Outro dia, entre um café e uma correção de provas, dei de cara com um vídeo que me instigou a falar sobre o tema. Nele, uma moça, emocionada, estava levando seu bebê reborn ao pediatra, alegando que ele sentia dores e chorava muito. Fiquei ali, atônita, a assistir. Percebi que estamos vivendo o auge da modernidade líquida de Bauman[i], mas agora ela escorre entre fraldas imaginárias, perfis monetizados de bonecos no Instagram, maternidades para partos artificiais e projetos de leis proibindo o atendimento de bebês irreais pelo SUS e multa para quem furar fila com os referidos bebês.
Não tenho a pretensão de zombar de quem recorreu ao subterfúgio do bebê fake. Longe disso! Mas a psique humana é intrigante. Freud[ii] diria que tudo isso tem raízes lá na infância — no colo que faltou, no abandono simbólico, na dor não metabolizada. Jung[iii], mais generoso, nos lembraria que todo comportamento tem um símbolo e que, talvez, esses bonecos representem arquétipos do cuidado, da proteção, do maternar adiado ou transferido.
Mas o que me intriga mesmo é quando a fantasia quer tomar o lugar da realidade. Quando uma vaga de estacionamento destinada à gestante é disputada por quem carrega, no colo, um bebê de silicone. Ou quando, ao fim de um relacionamento, pretende-se discutir em juízo a guarda compartilhada de um boneco, quiçá com fixação de alimentos e agendamento de visitas.
Estamos, talvez, vivendo o que Sartre[iv] chamaria de angústia da liberdade: somos tão livres para sermos qualquer coisa, que alguns escolhem ser mães ou pais de plástico. Camus[v], observando de longe, talvez concluísse que só nos resta o riso trágico, a tentativa de encontrar sentido no absurdo. Afinal, se o mundo não faz sentido, criar um bebê de vinil pode ser uma resposta tão legítima quanto escrever uma tese ou plantar samambaias.
Mas… e a sociedade? Foucault[vi] gritaria da biblioteca: “quem define o que é normal?”. Basaglia[vii], mais revolucionário, lembraria que a loucura não mora apenas nos manicômios — às vezes, ela circula de carrinho de bebê pelas ruas, com chupeta e tudo, e ninguém se dá conta. Durkheim[viii] nos diria que o comportamento anômico nasce do colapso dos referenciais sociais. E Goffman[ix] complementaria: estamos todos encenando papéis. Entretanto, ultimamente o palco parece uma peça escrita por Kafka em parceria com um roteirista da Netflix.
Há dor nesse cenário. Mas também há apelo. A cultura digital encontrou nos bebês reborn um espaço entre a carência e a monetização. Há quem chore, há quem lucre, há quem processe. E por falar em processo, se o bebê não “nasce” como se pretendia, a solução é devolvê-lo ao criador e requerer indenização pelo abalo psicológico sofrido.
A linha entre o simbólico e o patológico está cada vez mais difusa. E, enquanto advogados discutem o destino jurídico de perfis infantis que jamais nasceram, me pergunto: será que ainda estamos falando de bonecos? Ou será que estamos apenas gritando, do nosso modo, por alguma forma de amor, permanência e sentido?

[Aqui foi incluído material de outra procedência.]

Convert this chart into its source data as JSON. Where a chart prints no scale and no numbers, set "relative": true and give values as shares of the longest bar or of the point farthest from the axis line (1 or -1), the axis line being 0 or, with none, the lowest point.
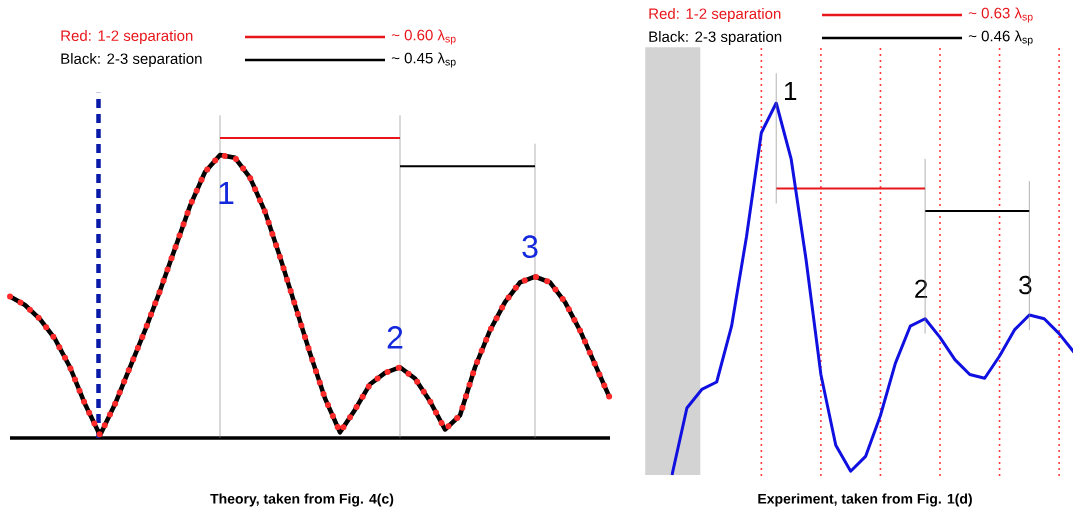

Não sei. Só sei que, agora, ao ouvir um choro agudo na fila da farmácia, já não me apresso tanto. Pode ser só a notificação do Instagram de um bebê que não respira, mas viraliza.
[i] BAUMAN, Zygmunt. Modernidade líquida. Rio de Janeiro: Zahar, 2001.
[ii] FREUD, Sigmund. O mal-estar na civilização. Rio de Janeiro: Imago, 1974.
[iii] JUNG, Carl G. O homem e seus símbolos. Rio de Janeiro: Nova Fronteira, 2008.
[iv] SARTRE, Jean-Paul. O ser e o nada. Petrópolis: Vozes, 2007.
[v] CAMUS, Albert. O mito de Sísifo. São Paulo: Record, 2004.
[vi] FOUCAULT, Michel. História da loucura na Idade Clássica. São Paulo: Perspectiva, 2006.
[vii] BASAGLIA, Franco. A instituição negada. Rio de Janeiro: Graal, 1979.
[viii] DURKHEIM, Émile. O suicídio. São Paulo: Martins Fontes, 1996.
[ix] GOFFMAN, Erving. A representação do eu na vida cotidiana. Petrópolis: Vozes, 2012.